A isso soma-se um memorando vazado da Casa Branca, publicado pelo Washington Post, que corrobora entrevista recente de Elon Musk sugerindo um corte de 25% a 35% no funcionalismo federal, visando economias da ordem de US$ 1 trilhão por ano até o fim de maio.
O ex-economista-chefe do LinkedIn, Guy Berger, reconhecido por sua abordagem isenta, compilou diversos indicadores antecedentes do mercado de trabalho. Seu mais recente gráfico mostra:
“O índice de difusão das intenções futuras de contratação está pior do que no período imediatamente anterior à eleição.”
Além disso, o pessimismo com o futuro já começa a afetar o presente: o índice de ações recentes de contratação está bem abaixo do registrado há um ano.
E tudo isso antes de a administração Trump iniciar os cortes de aproximadamente 800 mil servidores federais.
O “Unicórnio Macro” ganha força com outro sinal: a desmontagem gradual das posições de investidores estrangeiros em ações dos EUA.
Como destacou Brent Donnelly, é extremamente raro que o DAX alemão suba enquanto o S&P 500 recua — e isso acabou de ocorrer.
Desde 2010, investidores estrangeiros acumularam grandes volumes de ativos americanos. Países como Alemanha e Noruega, com superávits comerciais, reciclaram os dólares excedentes em Treasuries e ações dos EUA.
Investidores canadenses e suíços, por exemplo, possuem ativos americanos equivalentes a mais de 100% de seus respectivos PIBs.
E se esses grandes investidores decidirem reduzir sua exposição?
Faria sentido, dado o novo posicionamento geopolítico dos EUA, o ambiente de políticas econômicas pouco favoráveis (Fed menos reativo e ajuste fiscal), incertezas com tarifas e múltiplos de valuation ainda elevados.
E se os mercados forem surpreendidos por uma mudança brusca nas correlações?
Exatamente como em 2022, quando a correlação entre ações e títulos ficou positiva — revertendo mais de uma década de comportamento negativo — devido ao ciclo de alta de juros do Fed.
A administração Trump busca alcançar uma difícil tríade: dólar mais fraco, juros mais baixos e bolsa em alta.
Historicamente, esse objetivo exige políticas desinflacionárias e um banco central ativo no suporte ao mercado.
O mix atual — de tensões geopolíticas, tarifas e incerteza macro — pode até enfraquecer o dólar e reduzir os juros, mas às custas da economia e do mercado acionário.

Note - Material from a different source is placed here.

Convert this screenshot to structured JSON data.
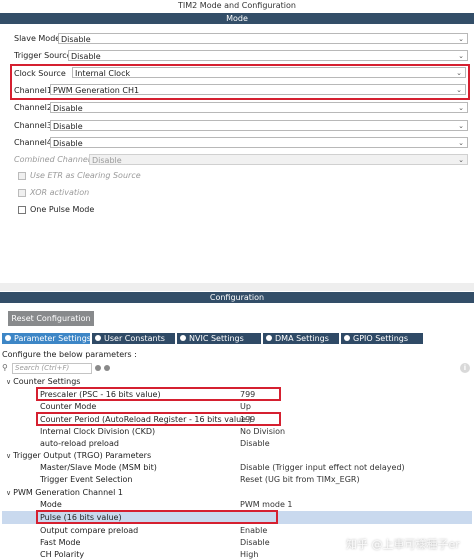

Após mais de 17 anos, o Unicórnio Macro — com dólar fraco e bolsas americanas em queda — pode estar prestes a reaparecer.
Investidores com horizonte de longo prazo devem reavaliar sua exposição ao dólar, que historicamente serviu como hedge contra quedas nas ações. Se esse padrão raro retornar, uma posição comprada em dólar e ações simultaneamente pode causar perdas em dobro.